Last week, a good friend emailed me a link to an article by Christine Rosen called "The Myth of Multitasking," which goes even further. It quotes one group of researchers at the University of California at Irvine, who found that workers took an average of twenty-five minutes to recover from interruptions such as phone calls or answering e-mail and return to their original task.

So it's not just me.

The "benefits" of human multitasking is an illusion. Looking or feeling busy is no substitute for accomplishment.
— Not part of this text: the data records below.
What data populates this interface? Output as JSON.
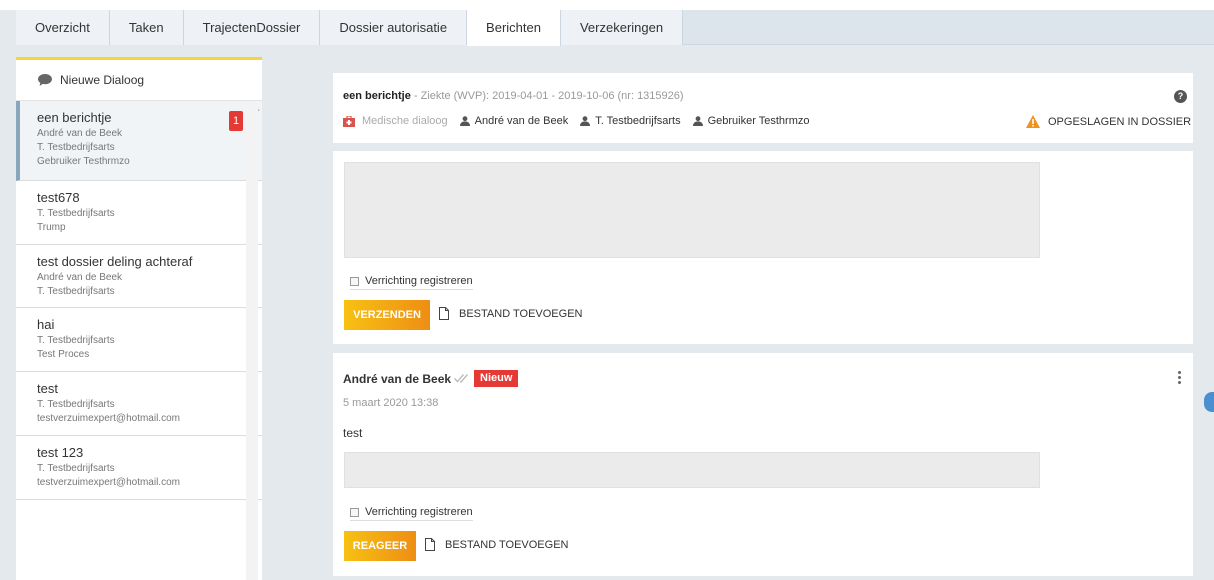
{
  "tabs": [
    {
      "label": "Overzicht"
    },
    {
      "label": "Taken"
    },
    {
      "label": "TrajectenDossier"
    },
    {
      "label": "Dossier autorisatie"
    },
    {
      "label": "Berichten"
    },
    {
      "label": "Verzekeringen"
    }
  ],
  "active_tab": "Berichten",
  "sidebar": {
    "new_dialog_label": "Nieuwe Dialoog",
    "items": [
      {
        "title": "een berichtje",
        "lines": [
          "André van de Beek",
          "T. Testbedrijfsarts",
          "Gebruiker Testhrmzo"
        ],
        "badge": "1"
      },
      {
        "title": "test678",
        "lines": [
          "T. Testbedrijfsarts",
          "Trump"
        ]
      },
      {
        "title": "test dossier deling achteraf",
        "lines": [
          "André van de Beek",
          "T. Testbedrijfsarts"
        ]
      },
      {
        "title": "hai",
        "lines": [
          "T. Testbedrijfsarts",
          "Test Proces"
        ]
      },
      {
        "title": "test",
        "lines": [
          "T. Testbedrijfsarts",
          "testverzuimexpert@hotmail.com"
        ]
      },
      {
        "title": "test 123",
        "lines": [
          "T. Testbedrijfsarts",
          "testverzuimexpert@hotmail.com"
        ]
      }
    ]
  },
  "header": {
    "title": "een berichtje",
    "meta": " - Ziekte (WVP): 2019-04-01 - 2019-10-06 (nr: 1315926)",
    "medical_label": "Medische dialoog",
    "participants": [
      "André van de Beek",
      "T. Testbedrijfsarts",
      "Gebruiker Testhrmzo"
    ],
    "saved_label": "OPGESLAGEN IN DOSSIER"
  },
  "compose": {
    "checkbox_label": "Verrichting registreren",
    "send_label": "VERZENDEN",
    "attach_label": "BESTAND TOEVOEGEN"
  },
  "message": {
    "author": "André van de Beek",
    "new_label": "Nieuw",
    "date": "5 maart 2020 13:38",
    "body": "test",
    "checkbox_label": "Verrichting registreren",
    "reply_label": "REAGEER",
    "attach_label": "BESTAND TOEVOEGEN"
  },
  "colors": {
    "accent_yellow": "#f7c113",
    "accent_orange": "#ee8e14",
    "badge_red": "#e53935",
    "warning_orange": "#f0921c"
  },
  "icons": {
    "new_dialog": "speech-bubble-icon",
    "medical": "medical-kit-icon",
    "person": "user-icon",
    "warning": "warning-icon",
    "help": "question-circle-icon",
    "attach": "file-icon",
    "read": "double-check-icon",
    "menu": "kebab-icon"
  }
}
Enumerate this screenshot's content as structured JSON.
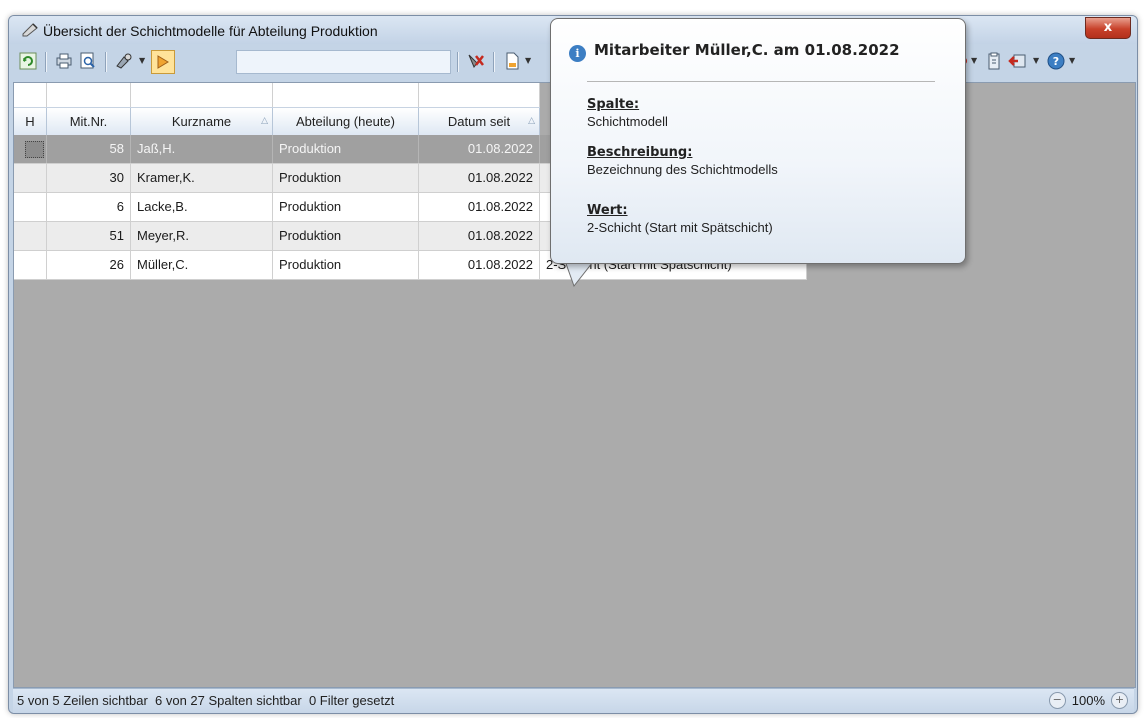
{
  "window": {
    "title": "Übersicht der Schichtmodelle für Abteilung Produktion",
    "close_label": "x"
  },
  "toolbar": {
    "search_value": ""
  },
  "grid": {
    "columns": [
      {
        "label": "H"
      },
      {
        "label": "Mit.Nr."
      },
      {
        "label": "Kurzname"
      },
      {
        "label": "Abteilung (heute)"
      },
      {
        "label": "Datum seit"
      }
    ],
    "rows": [
      {
        "nr": "58",
        "name": "Jaß,H.",
        "abteilung": "Produktion",
        "datum": "01.08.2022",
        "modell": ""
      },
      {
        "nr": "30",
        "name": "Kramer,K.",
        "abteilung": "Produktion",
        "datum": "01.08.2022",
        "modell": ""
      },
      {
        "nr": "6",
        "name": "Lacke,B.",
        "abteilung": "Produktion",
        "datum": "01.08.2022",
        "modell": ""
      },
      {
        "nr": "51",
        "name": "Meyer,R.",
        "abteilung": "Produktion",
        "datum": "01.08.2022",
        "modell": ""
      },
      {
        "nr": "26",
        "name": "Müller,C.",
        "abteilung": "Produktion",
        "datum": "01.08.2022",
        "modell": "2-Schicht (Start mit Spätschicht)"
      }
    ]
  },
  "tooltip": {
    "title": "Mitarbeiter Müller,C. am 01.08.2022",
    "spalte_label": "Spalte:",
    "spalte_value": "Schichtmodell",
    "beschreibung_label": "Beschreibung:",
    "beschreibung_value": "Bezeichnung des Schichtmodells",
    "wert_label": "Wert:",
    "wert_value": "2-Schicht (Start mit Spätschicht)"
  },
  "status": {
    "text": "5 von 5 Zeilen sichtbar  6 von 27 Spalten sichtbar  0 Filter gesetzt",
    "zoom": "100%"
  },
  "colors": {
    "selected_row": "#a0a0a0",
    "alt_row": "#ececec",
    "window_frame": "#c4d4e6",
    "close_button": "#c7412a"
  }
}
Here's a passage from the Rosen article that might get your attention, if I haven't already:
...Research has also found that multitasking contributes to the release of stress hormones and adrenaline, which can cause long-term health problems if not controlled, and contributes to the loss of short-term memory.
Translation: Trying too hard to do the information overload thing makes you sick, and it makes you stupid.

For as long as I can remember, I've hated the times I've been "forced" to multitask, and I've loved those segments of my life when I've been free to lock down on a train of thought for hours at a time. I believe deep down that multitasking is bad—at least for me—and literature like the two articles I've discussed here supports that feeling in a compelling way.

Here's a checklist of decisions that I resolve to implement myself:
  • When you need to sit down and write, whether it's code or text, close your door, and turn off your phone and your email. (Or just work the 10pm-to-4am shift like I did with Optimizing Oracle Performance.)
  • When you're in a classroom, if you're really trying to learn something, turn off your email and your browser.
  • When you're managing someone, make sure he's working on one thing at a time. It's obviously important that this one thing should be the right thing to be working on. But it's actually worse to be working on two things than working on just one wrong thing. Read Spolsky. You'll see.